A

David

Darling

hurdy-gurdy

Replica of a six-stringed hurdy-gurdy showing the keys and the handle.

Replica of a six-stringed hurdy-gurdy showing the keys and the handle.


A 17th-century hurdy-gurdy player in Georges de la Tour's Le Vielleur.

A 17th-century hurdy-gurdy player in Georges de la Tour's Le Vielleur.


Orginally known as an organistrum, the hurdy-gurdy is a mechanical stringed instrument played by turning with the right hand a rosined wheel which serves as a bow, whilst the left operates a small keyboard with a few finger-keys like those of a piano. Two of the strings (one or the other of which is allowed to vibrate at any given moment according to the key of the music) produce the low key-note, so resembling the drone of a bagpipe. Some instruments have sympathetic strings. Music has been provided for this instrument by serious composers, including Haydn.

 

Although it was built for use in churches and monastery schools to teach music and provide correct intonation for singers, by the end of the 13th century the organistrum had lost its ecclesiastical position to the newly developed portative organ. Known from at least the 10th century, these early instruments, which had three strings, were up to 2 meters (6 feet) long. To play, they were set horizontally across two players' laps. One turned a handle to rotate the wheel that set the strings into vibration, while the other operated the keys that determined the pitch. For singers, the advantage of the organistrum over other conventional stringed instruments was that the stopping mechanism ensured an exact, invariable pitch, while the disadvantage was that only slow playing was possible.

 


Evolution

By 1300, the organistrum had become much smaller and was played by one musician.
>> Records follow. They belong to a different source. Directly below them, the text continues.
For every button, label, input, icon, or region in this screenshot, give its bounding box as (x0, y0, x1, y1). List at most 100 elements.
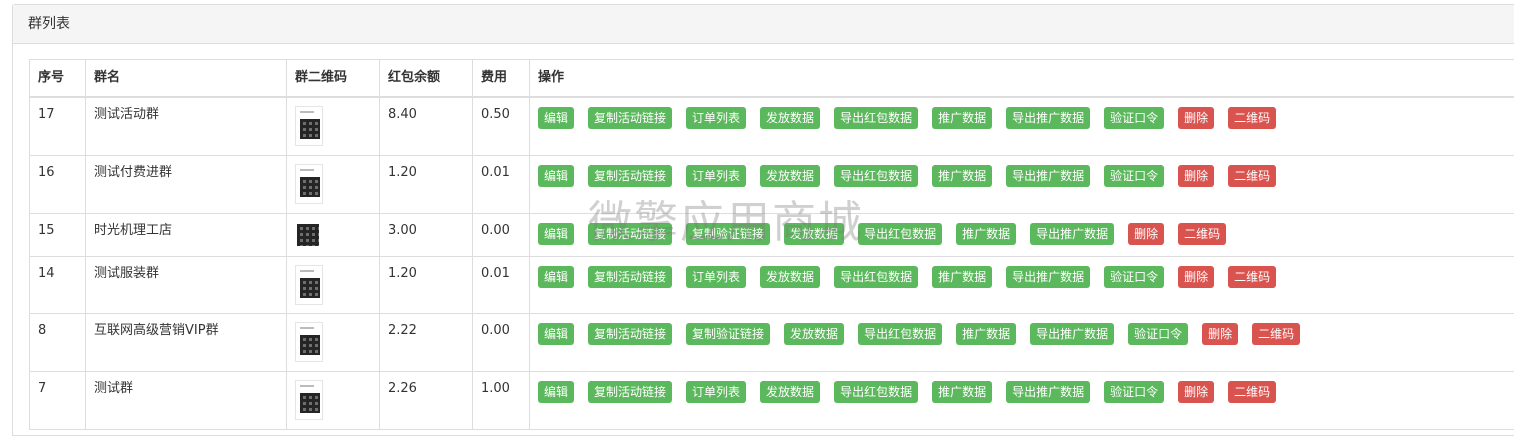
header-id: 序号 (30, 60, 86, 98)
action-button[interactable]: 二维码 (1228, 381, 1276, 403)
cell-balance: 1.20 (380, 256, 473, 313)
cell-id: 7 (30, 371, 86, 429)
cell-qrcode (287, 213, 380, 256)
table-header-row: 序号 群名 群二维码 红包余额 费用 操作 (30, 60, 1514, 98)
action-button[interactable]: 二维码 (1228, 165, 1276, 187)
cell-qrcode (287, 97, 380, 155)
action-button[interactable]: 导出红包数据 (858, 323, 942, 345)
cell-id: 15 (30, 213, 86, 256)
action-button[interactable]: 发放数据 (760, 266, 820, 288)
cell-fee: 0.01 (473, 256, 530, 313)
action-button[interactable]: 二维码 (1228, 107, 1276, 129)
action-button[interactable]: 验证口令 (1104, 266, 1164, 288)
cell-qrcode (287, 371, 380, 429)
qrcode-image (295, 106, 323, 146)
cell-balance: 8.40 (380, 97, 473, 155)
cell-balance: 2.26 (380, 371, 473, 429)
action-button[interactable]: 导出红包数据 (834, 107, 918, 129)
cell-actions: 编辑复制活动链接复制验证链接发放数据导出红包数据推广数据导出推广数据验证口令删除… (530, 313, 1514, 371)
cell-id: 14 (30, 256, 86, 313)
action-button[interactable]: 删除 (1178, 107, 1214, 129)
action-button[interactable]: 删除 (1178, 165, 1214, 187)
cell-id: 8 (30, 313, 86, 371)
cell-balance: 2.22 (380, 313, 473, 371)
action-button[interactable]: 复制验证链接 (686, 223, 770, 245)
action-button[interactable]: 推广数据 (932, 165, 992, 187)
cell-fee: 0.00 (473, 213, 530, 256)
action-button[interactable]: 二维码 (1178, 223, 1226, 245)
group-list-panel: 群列表 序号 群名 群二维码 红包余额 费用 操作 17测试活动群8.400.5… (12, 4, 1514, 436)
action-button[interactable]: 订单列表 (686, 107, 746, 129)
action-button[interactable]: 删除 (1178, 266, 1214, 288)
action-button[interactable]: 复制活动链接 (588, 223, 672, 245)
action-button[interactable]: 导出推广数据 (1006, 266, 1090, 288)
group-table: 序号 群名 群二维码 红包余额 费用 操作 17测试活动群8.400.50编辑复… (29, 59, 1514, 430)
cell-id: 17 (30, 97, 86, 155)
cell-id: 16 (30, 155, 86, 213)
cell-actions: 编辑复制活动链接订单列表发放数据导出红包数据推广数据导出推广数据验证口令删除二维… (530, 256, 1514, 313)
cell-name: 测试付费进群 (86, 155, 287, 213)
panel-title: 群列表 (13, 5, 1514, 44)
action-button[interactable]: 复制验证链接 (686, 323, 770, 345)
action-button[interactable]: 二维码 (1228, 266, 1276, 288)
action-button[interactable]: 编辑 (538, 266, 574, 288)
action-button[interactable]: 编辑 (538, 323, 574, 345)
action-button[interactable]: 推广数据 (956, 323, 1016, 345)
action-button[interactable]: 订单列表 (686, 266, 746, 288)
cell-name: 时光机理工店 (86, 213, 287, 256)
cell-name: 互联网高级营销VIP群 (86, 313, 287, 371)
action-button[interactable]: 推广数据 (932, 381, 992, 403)
action-button[interactable]: 删除 (1202, 323, 1238, 345)
action-button[interactable]: 发放数据 (760, 165, 820, 187)
action-button[interactable]: 导出红包数据 (834, 266, 918, 288)
action-button[interactable]: 导出推广数据 (1006, 381, 1090, 403)
action-button[interactable]: 导出红包数据 (834, 165, 918, 187)
action-button[interactable]: 复制活动链接 (588, 266, 672, 288)
cell-balance: 1.20 (380, 155, 473, 213)
action-button[interactable]: 导出推广数据 (1030, 323, 1114, 345)
action-button[interactable]: 发放数据 (784, 223, 844, 245)
action-button[interactable]: 发放数据 (760, 381, 820, 403)
action-button[interactable]: 编辑 (538, 165, 574, 187)
action-button[interactable]: 发放数据 (784, 323, 844, 345)
action-button[interactable]: 验证口令 (1104, 381, 1164, 403)
action-button[interactable]: 复制活动链接 (588, 323, 672, 345)
action-button[interactable]: 导出红包数据 (858, 223, 942, 245)
action-button[interactable]: 验证口令 (1104, 165, 1164, 187)
table-row: 15时光机理工店3.000.00编辑复制活动链接复制验证链接发放数据导出红包数据… (30, 213, 1514, 256)
action-button[interactable]: 订单列表 (686, 165, 746, 187)
qrcode-image (295, 380, 323, 420)
cell-actions: 编辑复制活动链接订单列表发放数据导出红包数据推广数据导出推广数据验证口令删除二维… (530, 155, 1514, 213)
action-button[interactable]: 编辑 (538, 381, 574, 403)
action-button[interactable]: 导出红包数据 (834, 381, 918, 403)
cell-fee: 0.01 (473, 155, 530, 213)
action-button[interactable]: 删除 (1128, 223, 1164, 245)
header-actions: 操作 (530, 60, 1514, 98)
action-button[interactable]: 复制活动链接 (588, 165, 672, 187)
cell-qrcode (287, 313, 380, 371)
action-button[interactable]: 推广数据 (956, 223, 1016, 245)
cell-name: 测试活动群 (86, 97, 287, 155)
header-qrcode: 群二维码 (287, 60, 380, 98)
action-button[interactable]: 验证口令 (1104, 107, 1164, 129)
cell-actions: 编辑复制活动链接复制验证链接发放数据导出红包数据推广数据导出推广数据删除二维码 (530, 213, 1514, 256)
action-button[interactable]: 导出推广数据 (1006, 107, 1090, 129)
action-button[interactable]: 验证口令 (1128, 323, 1188, 345)
action-button[interactable]: 导出推广数据 (1030, 223, 1114, 245)
qrcode-image (295, 322, 323, 362)
action-button[interactable]: 复制活动链接 (588, 107, 672, 129)
action-button[interactable]: 推广数据 (932, 107, 992, 129)
table-row: 8互联网高级营销VIP群2.220.00编辑复制活动链接复制验证链接发放数据导出… (30, 313, 1514, 371)
action-button[interactable]: 推广数据 (932, 266, 992, 288)
action-button[interactable]: 发放数据 (760, 107, 820, 129)
action-button[interactable]: 二维码 (1252, 323, 1300, 345)
action-button[interactable]: 订单列表 (686, 381, 746, 403)
action-button[interactable]: 导出推广数据 (1006, 165, 1090, 187)
action-button[interactable]: 编辑 (538, 107, 574, 129)
action-button[interactable]: 复制活动链接 (588, 381, 672, 403)
action-button[interactable]: 删除 (1178, 381, 1214, 403)
action-button[interactable]: 编辑 (538, 223, 574, 245)
header-name: 群名 (86, 60, 287, 98)
cell-name: 测试服装群 (86, 256, 287, 313)
header-fee: 费用 (473, 60, 530, 98)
It now had a higher pitch, a range of over an octave, and could be played much faster than before. It became fully established as a minstrel instrument and was played suspended by a strap around the neck, in particular by blind musicians and beggars. Its use as a beggar's instrument continued, for in the 17th century the French were referring to it as an instrument de truand, while those still writing in Latin called it the lyra mendicorum. Its name also changed in England, the name "hurdy-gurdy" first appearing in 1749. In Italy it was known as the lira tedesca, possibly signifying that the instrument had been imported from Germany.

 


The hurdy-gurdy as a "serious" instrument

In 18th-century France, where it was known as the symphonie (a name that could be applied to almost any instrument that could emit two or more tones simultaneously) or the vielle, the hurdy-gurdy achieved heights not reached elsewhere when it became accepted as a fashionable court instrument during the vogue for fêtes champêtres. The variation favoured by the aristocracy was the bra organizzata, an instrument that had two ranks of organ pipes and bellows housed in its body. There were many French virtuosi of the hurdy-gurdy, and many composers wrote music for it. The most notable of them were Henri Baton (died 1728), who redesigned the virile, and his son Charles (died 1754), who composed a number of suites for it and also wrote a history of the instrument in 1741. As with many other things associated with the aristocracy, the popularity of the hurdy-gurdy in France ended with the Revolution.